De los ojos me caían años de tristeza, incomprensión y crueldad. Forma lacrimógena de un adiós eterno.

El suave despertar de la luz de una farola me devolvió a la escena. Una mirada tierna se quedó clavada en mi pequeña figura, intentando descifrar mis códigos de conducta. Apenas sobrepasaba el suelo pero en sus ojos se veía la inteligencia de una guerrera, mientras que su frágil cuerpo perpendicular al suelo no hacía más que mecerse.

Esa diminuta forma de vida, tan parecida a mí, me contemplaba. A su lado, una silueta oscura le tendía la mano para que ella la cogiese. Mi cuerpo se estremeció cuando lo hizo.

El sueño eterno de felicidad se precipitó al vacío, suicida desesperanzado por todos los acontecimientos.

El amanecer me esperaba en otra tierra y yo por ello, cogiendo las maletas, me marché.

Pasaron las horas, los meses, los años. Las hojas caídas volvían a estar en el frondoso árbol, la nieve venida se disolvía en la tierra, el polen volaba y se iba..

Entre los matorrales del presente se erigía intacta una casa. Sus tejados rojizos hacían reflectar el sol, mientras que sus muros grisáceos entristecían su figura.

Una cálida bienvenida en forma de árboles frutales en la puerta de entrada, un camino de piedras, una verja oxidada y una puerta ruidosa y lenta.

Al entrar el silencio estaba más muerto que nunca.

El crujir de las maderas al paso era la única melodía que impregnaba la sala, espaciosa, diáfana. Las escaleras de subida crepitaban como el suelo. La planta alta no era mucho más habitable. Las paredes al paso eran como grandes murallas que te guiaban hasta la sala más alejada.

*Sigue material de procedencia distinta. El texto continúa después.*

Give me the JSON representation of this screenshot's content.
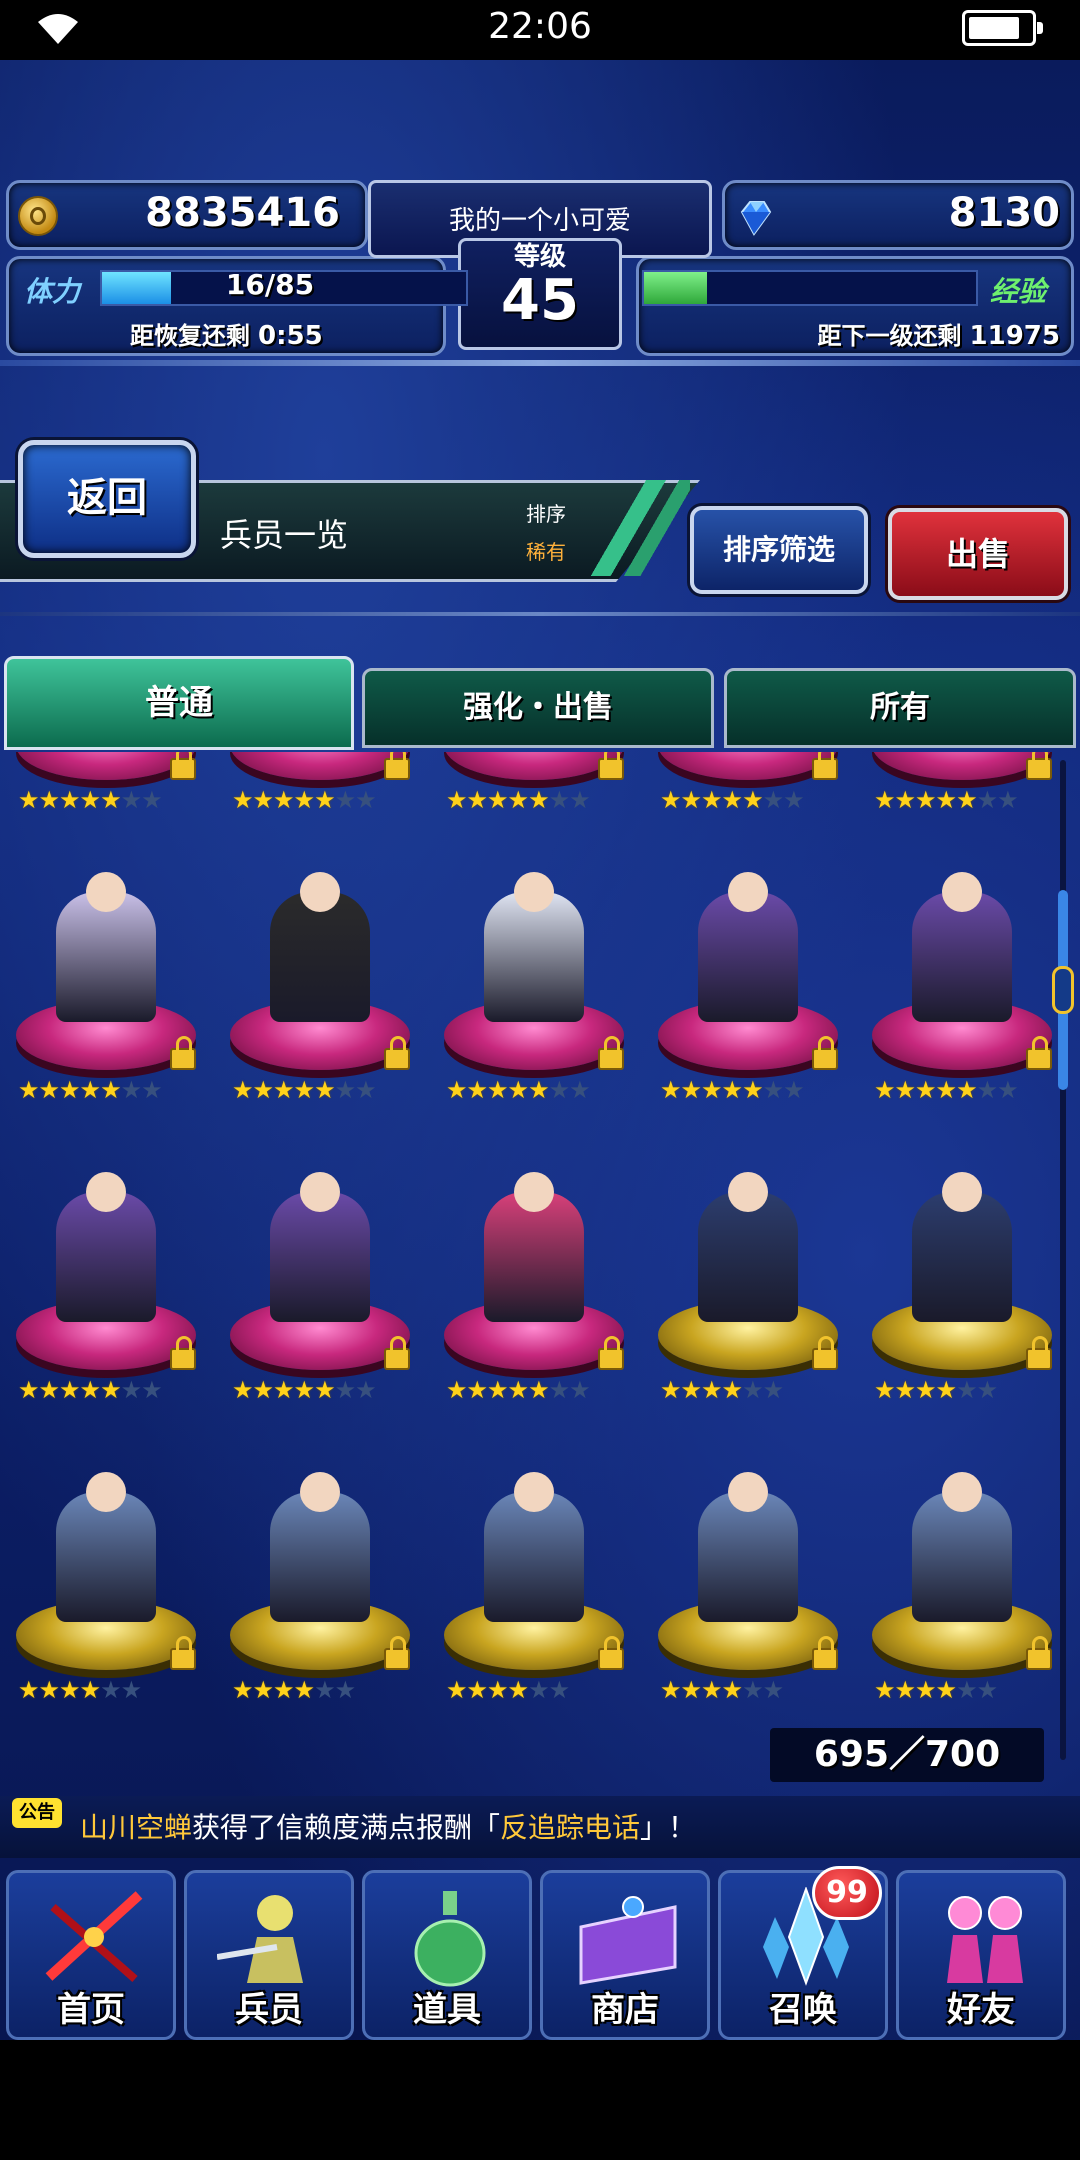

Era una habitación angosta. Un rayo minúsculo de luz entraba a gatas por una rendija de la persiana y, al igual que un foco, centraba su atención en la niña que peinaba su muñeca.

Apenas consciente de su propia existencia, parecía inmersa en un mundo de sueños en la que su muñeca era su única amiga. Esos sueños en que estás sola, aquellos en los que el inanimado plástico te habla. Buscando cariño en un trozo de inexistencia la abrazas fuertemente, pensando que te va a devolver el abrazo y solo te devuelve su mirada vacía. Cristal en ojos que te miran sin decirte nada.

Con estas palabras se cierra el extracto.